Wednesday, January 26, 2011
Revenge Served a la Carte: The Mechanic Trailer
This efficient remake of the 1972 Charles Bronson thriller exhibits few of the virtues and most of the vices associated with taking an existing formula and tweaking it to suit one's own ends. In this case, seeing the relative success of the Nicholas Cage-Jay Baruchel vehicle The Scorcerer's Apprentice, the producers have reached down deep into the old Hollywood "parts bin", pulled out this ageing kit, re-tooled if or modern times and let it loose.
Of course, this is not the politically correct master-apprentice formula, so the master (Jason Statham) and even moreso the apprentice (Ben Foster, from 3:10 to Yuma) smoke and drink copiously, rut like beasts with all-too-willing women, and, of course kill people. Make that guys - from a Colombian drug lord to a slimy fake preacher addicted to prescription drugs (in this particular scene, the producers apply their take on the Michael Jackson death).

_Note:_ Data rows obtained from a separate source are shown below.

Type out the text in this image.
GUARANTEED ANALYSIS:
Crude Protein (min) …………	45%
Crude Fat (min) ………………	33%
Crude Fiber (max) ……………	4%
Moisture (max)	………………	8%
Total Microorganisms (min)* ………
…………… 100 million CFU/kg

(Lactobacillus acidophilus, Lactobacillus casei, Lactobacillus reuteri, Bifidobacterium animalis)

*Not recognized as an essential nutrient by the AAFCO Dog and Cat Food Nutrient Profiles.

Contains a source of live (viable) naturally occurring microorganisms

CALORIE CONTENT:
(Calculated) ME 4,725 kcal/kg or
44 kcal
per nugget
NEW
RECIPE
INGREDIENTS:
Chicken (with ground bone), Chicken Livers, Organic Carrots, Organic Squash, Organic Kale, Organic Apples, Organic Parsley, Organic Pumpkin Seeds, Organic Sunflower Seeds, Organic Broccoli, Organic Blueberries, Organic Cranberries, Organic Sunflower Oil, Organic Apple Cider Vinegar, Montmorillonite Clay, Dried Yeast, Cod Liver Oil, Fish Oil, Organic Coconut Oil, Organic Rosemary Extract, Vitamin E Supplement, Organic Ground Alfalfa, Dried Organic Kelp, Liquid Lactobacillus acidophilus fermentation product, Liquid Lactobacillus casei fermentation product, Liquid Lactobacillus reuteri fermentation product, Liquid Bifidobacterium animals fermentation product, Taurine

As the contract killer ("mechanic") of the title, Statham has Bronson's legendary stoicism down pat, but he still hasn't learned how to let people care about his characters, whichever side of the moral fence they're on. Foster, as the apprentice, is another matter. Giving us well shaded combos of grief, pathos, bottled rage, curiosity and even bloodlust, his performance very nearly saves the film, and certainly lifts it above the admittedly low bar of Statham's previous work (as much as we liked the action of The Transporter). Donald Sutherland tries also, but simply doesn't hang around long enough to really make an impact...at least not acting wise. As the bad guy, Tony Goldwyn, surprisingly pudgy and stuck either behind a phone or a desk for most of screen time, is a shadow of his former self.
Still, there's something to be said for this remake. It has some points to make, a "destination" if you will: obligation, friendship, loyalty and of course, revenge. But it's the method that one questions: the original "Mechanic" could never be mistaken for PG fare, but in this version, everything is ratcheted up: the violence, the sex, the action; there's car wrecks, a winning shootout sequence both inside and outside a high-rise, the almost obligatory gay reference and there's a decent, if erratic soundtrack.
So there you have it - The Mechanic done for the insta-media Generation. Just don't touch that record player.